LUIZA BELLONI Pés de alface da horta da Cidades sem Fome em área de torres de transmissão.

"Tínhamos algumas hortas de iniciativas privadas embaixo de algumas linhas de energia, mas não tinha nenhum documento assinado ou parceria oficial, só não queríamos deixar de ajudar os beneficiários", conta. A Eletropaulo gostou da ideia e procurou a ONG para fechar parceria. A Cidades sem Fome foi a primeira a fazer acordo com a Eletropaulo com termo de comodato legalizado e, por isso, não precisa pagar nada para a companhia de energia. "Eu acho que eles pensaram: o que esses caras estão fazendo aí?", brincou.

O acordo é bom para a organização, mas também para a Eletropaulo. Além de ajudar uma ONG, a companhia se beneficia por ter alguém cuidando e ocupando seu terreno. Além de ficar mais barato, também impede que os terrenos sejam ocupados por pessoas que buscam uma moradia.
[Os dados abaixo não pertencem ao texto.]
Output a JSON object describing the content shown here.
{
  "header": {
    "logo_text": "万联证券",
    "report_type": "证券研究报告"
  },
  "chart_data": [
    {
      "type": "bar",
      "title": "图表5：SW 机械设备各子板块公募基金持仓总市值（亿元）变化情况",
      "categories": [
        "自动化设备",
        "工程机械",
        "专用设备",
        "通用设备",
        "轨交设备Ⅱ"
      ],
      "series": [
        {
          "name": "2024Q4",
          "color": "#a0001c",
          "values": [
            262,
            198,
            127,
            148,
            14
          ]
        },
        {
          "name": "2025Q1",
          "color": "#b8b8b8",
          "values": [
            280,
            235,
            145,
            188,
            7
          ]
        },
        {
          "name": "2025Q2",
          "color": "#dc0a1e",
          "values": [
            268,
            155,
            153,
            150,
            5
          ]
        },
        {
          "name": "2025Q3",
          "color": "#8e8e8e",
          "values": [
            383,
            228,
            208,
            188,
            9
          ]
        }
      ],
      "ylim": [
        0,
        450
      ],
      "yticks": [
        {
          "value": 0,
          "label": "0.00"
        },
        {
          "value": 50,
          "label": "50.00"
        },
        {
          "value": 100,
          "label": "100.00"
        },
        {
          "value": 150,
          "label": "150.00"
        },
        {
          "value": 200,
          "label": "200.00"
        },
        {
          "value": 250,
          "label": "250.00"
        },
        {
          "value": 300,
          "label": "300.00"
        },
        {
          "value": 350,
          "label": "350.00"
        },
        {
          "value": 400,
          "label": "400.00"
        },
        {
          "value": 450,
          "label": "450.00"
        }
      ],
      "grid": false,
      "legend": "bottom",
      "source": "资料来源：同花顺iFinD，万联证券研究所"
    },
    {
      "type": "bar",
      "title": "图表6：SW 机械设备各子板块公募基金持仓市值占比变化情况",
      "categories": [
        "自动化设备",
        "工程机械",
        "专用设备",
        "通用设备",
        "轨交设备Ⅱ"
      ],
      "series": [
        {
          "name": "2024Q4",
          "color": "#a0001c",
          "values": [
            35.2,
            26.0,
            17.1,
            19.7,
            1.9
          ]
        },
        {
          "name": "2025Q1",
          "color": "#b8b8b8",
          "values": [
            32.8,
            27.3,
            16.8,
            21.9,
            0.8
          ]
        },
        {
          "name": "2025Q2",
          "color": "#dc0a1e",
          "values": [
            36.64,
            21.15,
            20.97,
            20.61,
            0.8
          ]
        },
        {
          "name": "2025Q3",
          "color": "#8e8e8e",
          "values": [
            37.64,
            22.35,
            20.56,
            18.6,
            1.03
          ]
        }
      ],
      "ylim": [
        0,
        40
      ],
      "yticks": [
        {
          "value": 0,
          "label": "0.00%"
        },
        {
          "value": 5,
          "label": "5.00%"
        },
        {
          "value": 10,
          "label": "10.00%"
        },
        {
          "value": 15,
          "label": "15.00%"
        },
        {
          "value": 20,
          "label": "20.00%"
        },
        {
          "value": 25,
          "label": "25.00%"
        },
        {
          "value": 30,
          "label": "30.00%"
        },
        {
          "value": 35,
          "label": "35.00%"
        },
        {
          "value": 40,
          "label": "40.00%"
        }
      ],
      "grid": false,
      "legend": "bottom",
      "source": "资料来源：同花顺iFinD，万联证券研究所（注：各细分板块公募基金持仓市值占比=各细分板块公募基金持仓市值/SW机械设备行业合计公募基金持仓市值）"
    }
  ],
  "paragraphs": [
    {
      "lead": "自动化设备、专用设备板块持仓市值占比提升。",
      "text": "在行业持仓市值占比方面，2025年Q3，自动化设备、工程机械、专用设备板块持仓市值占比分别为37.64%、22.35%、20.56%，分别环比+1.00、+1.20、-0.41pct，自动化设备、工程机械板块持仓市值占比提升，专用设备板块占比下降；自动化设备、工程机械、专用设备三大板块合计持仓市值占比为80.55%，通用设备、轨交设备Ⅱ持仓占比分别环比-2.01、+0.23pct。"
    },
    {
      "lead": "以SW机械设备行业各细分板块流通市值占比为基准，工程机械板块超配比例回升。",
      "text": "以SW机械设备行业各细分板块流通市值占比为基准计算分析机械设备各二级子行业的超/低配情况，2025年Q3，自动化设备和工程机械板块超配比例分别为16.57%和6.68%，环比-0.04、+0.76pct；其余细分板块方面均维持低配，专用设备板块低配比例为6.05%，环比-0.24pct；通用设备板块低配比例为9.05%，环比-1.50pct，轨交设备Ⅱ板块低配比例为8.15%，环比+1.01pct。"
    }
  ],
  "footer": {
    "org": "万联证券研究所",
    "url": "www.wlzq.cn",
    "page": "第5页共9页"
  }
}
A parceria também gera dúvidas dos consumidores: um alimento criado embaixo das torres de energia é seguro? Sim, segundo a Eletropaulo e Hans, que trabalha no campo há anos. O empreendedor reconhece que não há nenhum estudo conclusivo no Brasil ou no mundo que diz que esses alimentos são inseguros. "A Eletropaulo tem suas normativas e seguimos à risca. Se fosse perigoso, olhe em volta, todos esses moradores estariam em perigo", argumentou. "A Eletropaulo só libera o local depois de fazer todos os testes possíveis."
Um futuro mais sustentável

Os diferentes modelos da Cidades sem Fome fizeram Hans repensar também sobre seu modelo de negócio. A partir do ano que vem, a ONG passará a ser um negócio social. "O conceito de negócio social se vende melhor. Quem tem dinheiro é banco e, pra banco, tudo é número", explica.

Segundo ele, a ONG não pode mais só viver de doações e prêmios, pois o negócio se torna insustentável e instável. "Como vamos empregar pessoal, e depois que a verba acabar, mandar eles embora?", questionou.

Christian, filho de Hans, explica que a empresa social terá o lucro atrelado ao número de empregos gerados. A ideia é criar uma plataforma pública para fazer prestação de conta a cada dinheiro recebido. "Teremos um empregômetro no nosso site pra mostrar quantas pessoas estão sendo beneficiadas com os projetos", disse.

Com a mudança, a ONG pretende criar cerca de 500 empregos até o final do ano que vem, contabilizando as hortas urbanas e as hortas embaixo das linhas de transmissão de energia, que contarão com funcionários contratados nos bairros locais. Além de São Mateus, a Cidades sem Fome tem projetos entre Cidade Tiradentes, Itaquera e São Miguel Paulista.

"[São Mateus] é um bairro em que todo mundo tem emprego no centro, e não aqui. Se tem emprego aqui, fortalece a economia local. Isso aumenta a renda, melhora a saúde pública, pois você incentiva uma alimentação mais saudável, e diminui a insegurança, pois tem mais gente empregada."